Der Nobelpreisträger wird für seine Arbeit über die Begrenzung der Macht von Konzernen hochgelobt.
Jean Tirole
Jean Tirole
© dpa

Der Franzose Jean Tirole heißt der neue Träger des Wirtschaftsnobelpreises - oder korrekter des Alfred-Nobel-Gedächtnispreises für Wirtschaftswissenschaften. Die Auszeichnung des Gründers und Direktors des Institut d’Economie Industrielle in Toulouse kommt nicht so überraschend. Auch deutsche Medien zählten Tirole in den vergangenen Jahren immer wieder zum Favoritenkreis. „Keiner hat Strategien auf Märkten so brillant analysiert wie er. Dabei hat Tirole sich schon früh für Finanzmärkte, Blasen und Spekulation interessiert, als andere dachten, die Zeit größerer Krisen sei vorüber“, schrieb Lisa Nienhaus im vergangenen Jahr in der Frankfurter Allgemeinen Zeitung.

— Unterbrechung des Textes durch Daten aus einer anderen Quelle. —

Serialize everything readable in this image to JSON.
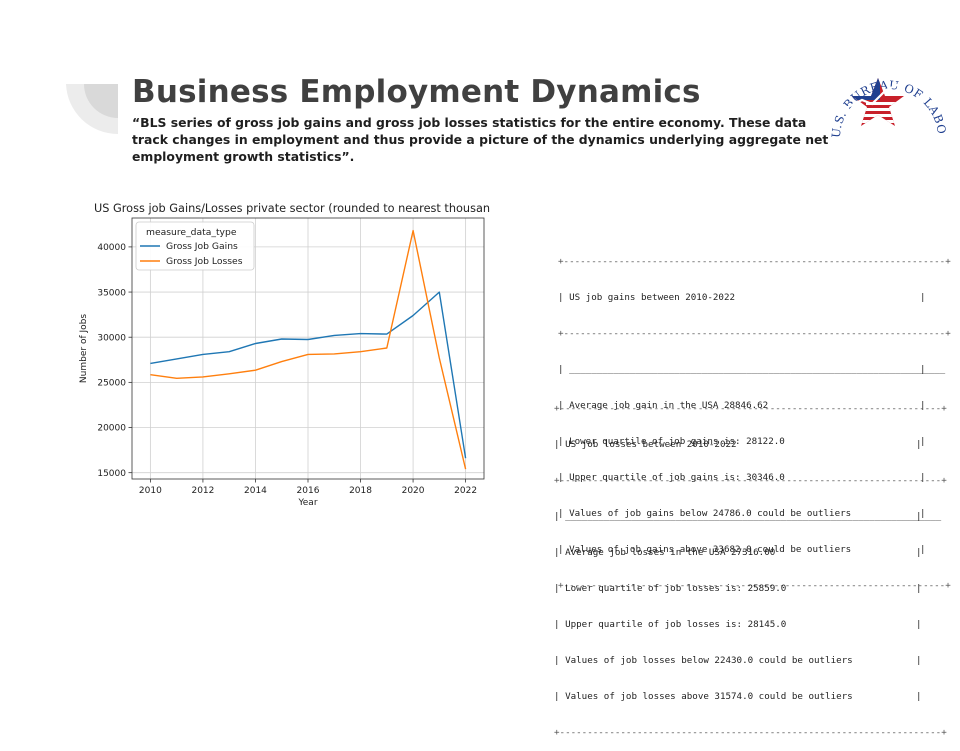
{
  "slide": {
    "title": "Business Employment Dynamics",
    "quote": "“BLS series of gross job gains and gross job losses statistics for the entire economy. These data track changes in employment and thus provide a picture of the dynamics underlying aggregate net employment growth statistics”."
  },
  "logo": {
    "text": "U.S. BUREAU OF LABOR STATISTICS",
    "colors": {
      "blue": "#1f3f8f",
      "red": "#c8202a"
    }
  },
  "chart_data": {
    "type": "line",
    "title": "US Gross job Gains/Losses private sector (rounded to nearest thousand)",
    "xlabel": "Year",
    "ylabel": "Number of Jobs",
    "x": [
      2010,
      2011,
      2012,
      2013,
      2014,
      2015,
      2016,
      2017,
      2018,
      2019,
      2020,
      2021,
      2022
    ],
    "xticks": [
      "2010",
      "2012",
      "2014",
      "2016",
      "2018",
      "2020",
      "2022"
    ],
    "yticks": [
      "15000",
      "20000",
      "25000",
      "30000",
      "35000",
      "40000"
    ],
    "xlim": [
      2009.3,
      2022.7
    ],
    "ylim": [
      14300,
      43200
    ],
    "grid": true,
    "legend_title": "measure_data_type",
    "legend_position": "top-left",
    "series": [
      {
        "name": "Gross Job Gains",
        "color": "#1f77b4",
        "values": [
          27100,
          27600,
          28100,
          28400,
          29300,
          29800,
          29750,
          30200,
          30400,
          30350,
          32400,
          35000,
          16600
        ]
      },
      {
        "name": "Gross Job Losses",
        "color": "#ff7f0e",
        "values": [
          25850,
          25450,
          25600,
          25950,
          26350,
          27300,
          28100,
          28150,
          28400,
          28800,
          41800,
          27700,
          15400
        ]
      }
    ]
  },
  "gains_box": {
    "header": "US job gains between 2010-2022",
    "lines": [
      "Average job gain in the USA 28846.62",
      "Lower quartile of job gains is: 28122.0",
      "Upper quartile of job gains is: 30346.0",
      "Values of job gains below 24786.0 could be outliers",
      "Values of job gains above 33682.0 could be outliers"
    ]
  },
  "losses_box": {
    "header": "US job losses between 2010-2022",
    "lines": [
      "Average job losses in the USA 27316.00",
      "Lower quartile of job losses is: 25859.0",
      "Upper quartile of job losses is: 28145.0",
      "Values of job losses below 22430.0 could be outliers",
      "Values of job losses above 31574.0 could be outliers"
    ]
  }
}
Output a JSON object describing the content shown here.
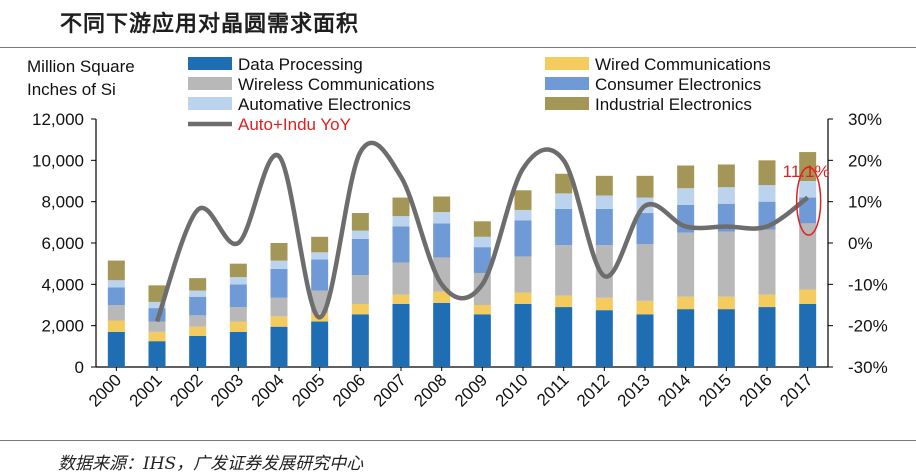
{
  "page": {
    "title": "不同下游应用对晶圆需求面积",
    "source": "数据来源：IHS，广发证券发展研究中心"
  },
  "chart_data": {
    "type": "bar",
    "stacked": true,
    "title": "不同下游应用对晶圆需求面积",
    "ylabel": "Million Square Inches of Si",
    "y2label": "",
    "xlabel": "",
    "ylim": [
      0,
      12000
    ],
    "y2lim": [
      -30,
      30
    ],
    "y_ticks": [
      "0",
      "2,000",
      "4,000",
      "6,000",
      "8,000",
      "10,000",
      "12,000"
    ],
    "y2_ticks": [
      "-30%",
      "-20%",
      "-10%",
      "0%",
      "10%",
      "20%",
      "30%"
    ],
    "categories": [
      "2000",
      "2001",
      "2002",
      "2003",
      "2004",
      "2005",
      "2006",
      "2007",
      "2008",
      "2009",
      "2010",
      "2011",
      "2012",
      "2013",
      "2014",
      "2015",
      "2016",
      "2017"
    ],
    "series": [
      {
        "name": "Data Processing",
        "color": "#1f6db3",
        "values": [
          1700,
          1250,
          1500,
          1700,
          1950,
          2200,
          2550,
          3050,
          3100,
          2550,
          3050,
          2900,
          2750,
          2550,
          2800,
          2800,
          2900,
          3050
        ]
      },
      {
        "name": "Wired Communications",
        "color": "#f3cb5e",
        "values": [
          550,
          450,
          450,
          500,
          500,
          400,
          500,
          450,
          550,
          450,
          550,
          550,
          600,
          650,
          600,
          600,
          600,
          700
        ]
      },
      {
        "name": "Wireless Communications",
        "color": "#b8b8b8",
        "values": [
          750,
          500,
          550,
          700,
          900,
          1100,
          1400,
          1550,
          1650,
          1550,
          1750,
          2450,
          2550,
          2750,
          3100,
          3150,
          3150,
          3200
        ]
      },
      {
        "name": "Consumer Electronics",
        "color": "#6f9ad6",
        "values": [
          850,
          650,
          900,
          1100,
          1400,
          1500,
          1750,
          1750,
          1650,
          1250,
          1750,
          1750,
          1750,
          1500,
          1350,
          1350,
          1350,
          1250
        ]
      },
      {
        "name": "Automative Electronics",
        "color": "#bcd3ee",
        "values": [
          350,
          300,
          300,
          350,
          400,
          350,
          400,
          500,
          550,
          500,
          500,
          750,
          650,
          750,
          800,
          800,
          800,
          800
        ]
      },
      {
        "name": "Industrial Electronics",
        "color": "#a49656",
        "values": [
          950,
          800,
          600,
          650,
          850,
          750,
          850,
          900,
          750,
          750,
          950,
          950,
          950,
          1050,
          1100,
          1100,
          1200,
          1400
        ]
      }
    ],
    "line": {
      "name": "Auto+Indu YoY",
      "color": "#6d6d6d",
      "axis": "right",
      "values": [
        null,
        -19,
        8,
        0,
        21,
        -18,
        22,
        16,
        -10,
        -10,
        18,
        20,
        -8,
        9,
        4,
        4,
        4,
        11
      ]
    },
    "legend_position": "top",
    "annotation": {
      "text": "11.1%",
      "category": "2017",
      "value": 11.1,
      "color": "#e02020"
    }
  }
}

Ein Jahr zuvor hatte „Die Welt“ den Franzosen auf ihrer Kandidaten-Shortlist. Der Ökonom habe „das Denken und Arbeiten über Anreizprobleme für eine ganze Generation geprägt“, zitierte das Blatt damals den Finanzwissenschaftler Kai Konrad.

Trotz seiner wissenschaftlichen Meriten und seines Ansehens ist die Auszeichnung eines Europäers doch außergewöhnlich. Denn in den meisten Fällen kommen US-Amerikaner zum Zug so wie im vergangenen Jahr als mit Eugene Fama, Lars Peter Hansen und Robert Shiller gleich drei von ihnen geehrt wurden. Ist die Auszeichnung Tiroles vor diesem Hintergrund vielleicht ein politischer Preis? Tore Ellingsen, Vorsitzender des Preiskomitees, weist das zurück: “It’s been clear for some time that Jean Tirole is a worthy recipient and the question has been precisely for what . . . and when.”

Handwerkszeug gegen Google?

Ausgezeichnet wird Tirole für seine Forschung zur Marktmacht großer Konzerne und deren Regulierung. Viele Industriezweige würden von wenigen großen Unternehmen oder einem Monopolisten beherrscht. Unreguliert produzierten solche Märkte gesellschaftlich unerwünschte Resultate. So könnten Preise höher sein als auf Märkten, wo Kosten die Preise beeinflussten. Oder unproduktive Unternehmen blockierten den Marktzugang produktiverer Konkurrenten.

Tirole habe gezeigt, wie die Politik mit solchen Konstellationen umgehen könne. Anders als viele Wissenschaftler vor ihm propagiere der Preisträger keine Lösungen für alle Industriezweige, sondern spreche sich für maßgeschneiderte Schritte je nach Branche aus. Tirole habe einen Rahmen entwickelt, um solche Regulierungen an die Bedingungen des betreffenden Wirtschaftszweigs zuschneiden zu können.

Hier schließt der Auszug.